All the resources of investigative journalism are
being employed to find the answer. I never quite expected
the Information Age to culminate in this. The child does
not seem to realize that she has suddenly become one of
America's foremost celebrities.
According to the U.S. Census Bureau, one of every 17
Americans is now a celebrity. Most of these are rap
artists. Why Anna Nicole herself achieved celebrity is
not entirely clear, though she once appeared in a film
with O.J. Simpson. One thing is certain: She managed to
redefine widowhood in our time. It would be hard to find
a more spectacular widow.
A friend of hers, speaking to THE WASHINGTON POST,
explained the key to her character: "She just wanted to
be a mom." Her rather roundabout quest for maternal
status included getting silicone implants, becoming
Playmate of the Year, marrying (and not marrying) various
men, and other maneuvers.
And now, incredibly, slurs are being cast on her
chastity.
Fascinating though all this no doubt is, perhaps we
should be at least equally curious about the paternity of
Mary Cheney's baby. It seems to me a little more
significant. Anna Nicole's child may have been somewhat
irregular -- illegitimate, to put it quaintly -- but
whoever begot her apparently did so the old-fashioned
way. Anna Nicole needed no recourse to such desperately
unnatural measures as artificial insemination.

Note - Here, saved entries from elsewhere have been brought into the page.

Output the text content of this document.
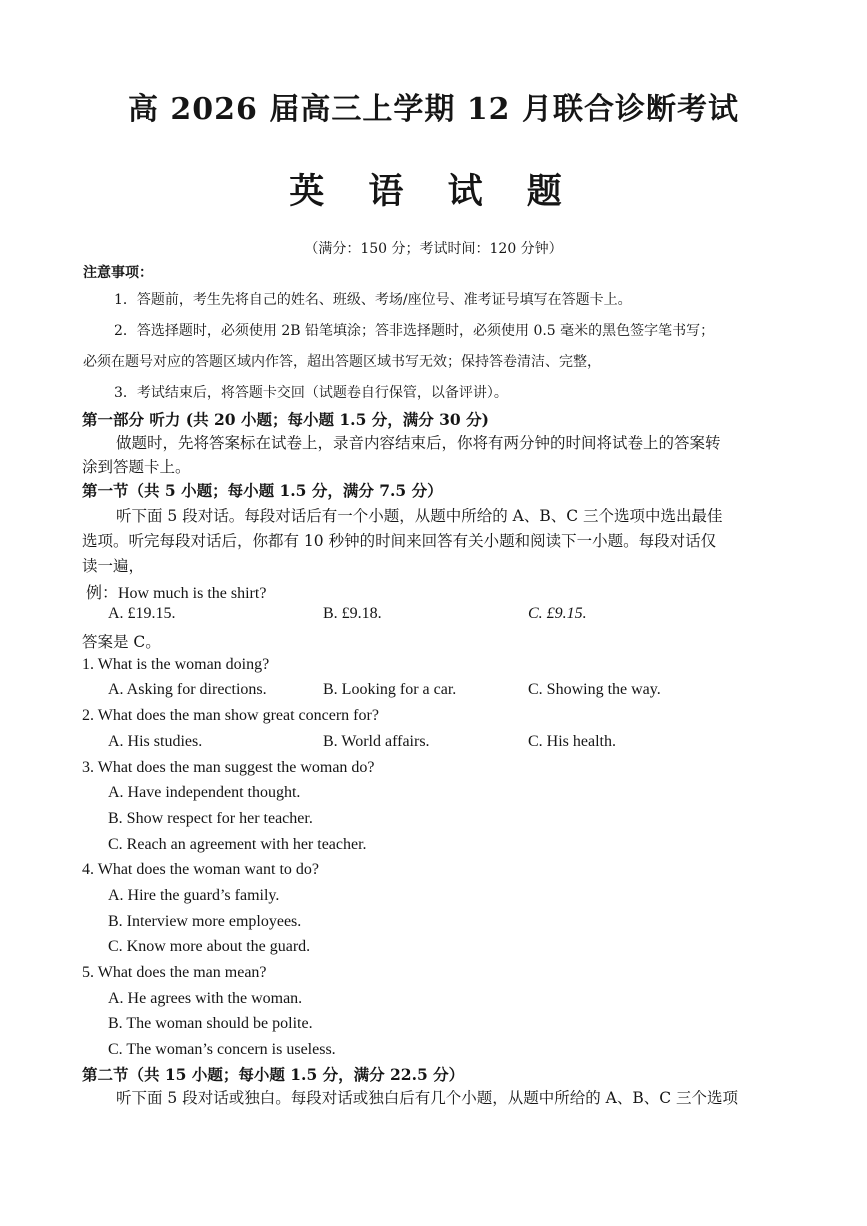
高 2026 届高三上学期 12 月联合诊断考试
英 语 试 题
（满分：150 分；考试时间：120 分钟）
注意事项：
1．答题前，考生先将自己的姓名、班级、考场/座位号、准考证号填写在答题卡上。
2．答选择题时，必须使用 2B 铅笔填涂；答非选择题时，必须使用 0.5 毫米的黑色签字笔书写；
必须在题号对应的答题区域内作答，超出答题区域书写无效；保持答卷清洁、完整，
3．考试结束后，将答题卡交回（试题卷自行保管，以备评讲）。
第一部分 听力 (共 20 小题；每小题 1.5 分，满分 30 分)
做题时，先将答案标在试卷上，录音内容结束后，你将有两分钟的时间将试卷上的答案转
涂到答题卡上。
第一节（共 5 小题；每小题 1.5 分，满分 7.5 分）
听下面 5 段对话。每段对话后有一个小题，从题中所给的 A、B、C 三个选项中选出最佳
选项。听完每段对话后，你都有 10 秒钟的时间来回答有关小题和阅读下一小题。每段对话仅
读一遍，
例：How much is the shirt?
A. £19.15.	B. £9.18.	C. £9.15.
答案是 C。
1. What is the woman doing?
A. Asking for directions.	B. Looking for a car.	C. Showing the way.
2. What does the man show great concern for?
A. His studies.	B. World affairs.	C. His health.
3. What does the man suggest the woman do?
A. Have independent thought.
B. Show respect for her teacher.
C. Reach an agreement with her teacher.
4. What does the woman want to do?
A. Hire the guard’s family.
B. Interview more employees.
C. Know more about the guard.
5. What does the man mean?
A. He agrees with the woman.
B. The woman should be polite.
C. The woman’s concern is useless.
第二节（共 15 小题；每小题 1.5 分，满分 22.5 分）
听下面 5 段对话或独白。每段对话或独白后有几个小题，从题中所给的 A、B、C 三个选项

Be that as it may, something about Anna Nicole --
some indefinable, intangible quality -- has always caused
people to lose their sense of proportion. Not that this
country ever had one to speak of. But Anna Nicole Smith,
more vividly than any other woman, exemplified the
difference between being female and being feminine.
+ + +
"Isn't the U.S. government today exactly what the
U.S. Constitution was supposed to prevent?" Regime Change
Begins at Home -- a new selection of my Confessions of a
Reactionary Utopian -- will provoke thoughts and smiles.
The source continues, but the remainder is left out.